Они шли по коридору, впереди продюсер, который теперь вдруг начал почесываться и все время чесал башку под банданой, за ним, едва поспевая, Люсинда с пустотелой гитарой, а за ней все остальные, гуртом, как овцы. В пути некоторые отставали от стада, а другие, наоборот, прибивались. Продюсер разговаривал сразу со всеми, и оттого Люсинде казалось, что ее он не слышит.
Впрочем, теперь она ему совсем неинтересна — «прослушивание» провалилось с треском!
Федор поймал за рукав какого-то очень делового юношу в джинсах, которые едва держались на его заду, и в короткой маечке, открывавшей пупочек, окруженный несколькими бриллиантами. Юноша, увидев крестный ход, возглавляемый продюсером Корсаковым, сразу очень засуетился:
— Васек, брателло, ты чего вчера в ГЦКЗ устроил?
— Федь, да ничего я не устроил, я так просто…

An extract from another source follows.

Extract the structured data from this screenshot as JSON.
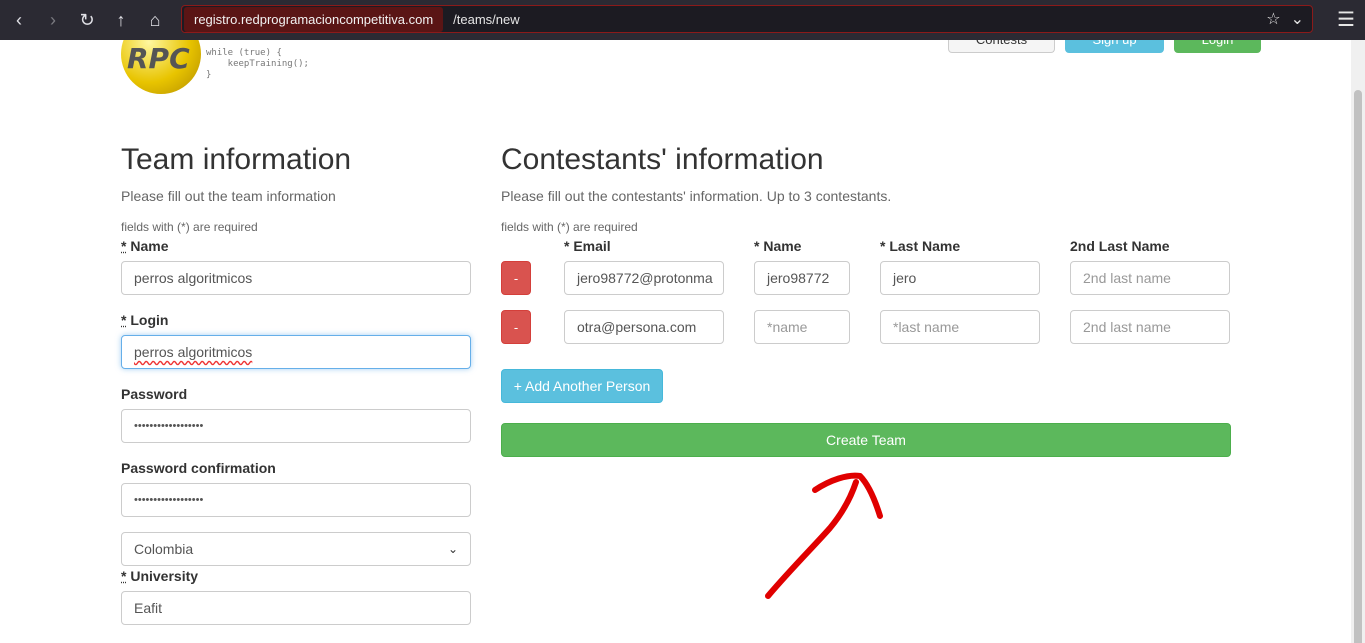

— А если так просто, то вали в народное хозяйство, а у меня ты больше не работаешь, ясно? Лана, где моя куртка?! Окорокова, а ты шевели, шевели копытами, мне Пашка приказал тебя еще везти! Где твой макинтош, в приемной, что ли?
— Какой… макинтош?
— Эппл, — совсем уже непонятно заорал великий продюсер, — куртка твоя где, или в чем ты была?! Где бросила, Окорокова?
— Федя, здесь, я несу. Вот твоя, а вот… этой. Возьмите, девушка! Ты мне должен смету подписать на Стерлитамак. Федя? Федя!
— Приеду, подпишу, не суй, я чего не читал, не подписую, поняла?!
— Поняла, не подписуешь!
Люсинда сопела, надевала куртку. На глаза у нее опять наворачивались слезы, только на этот раз слезы поражения.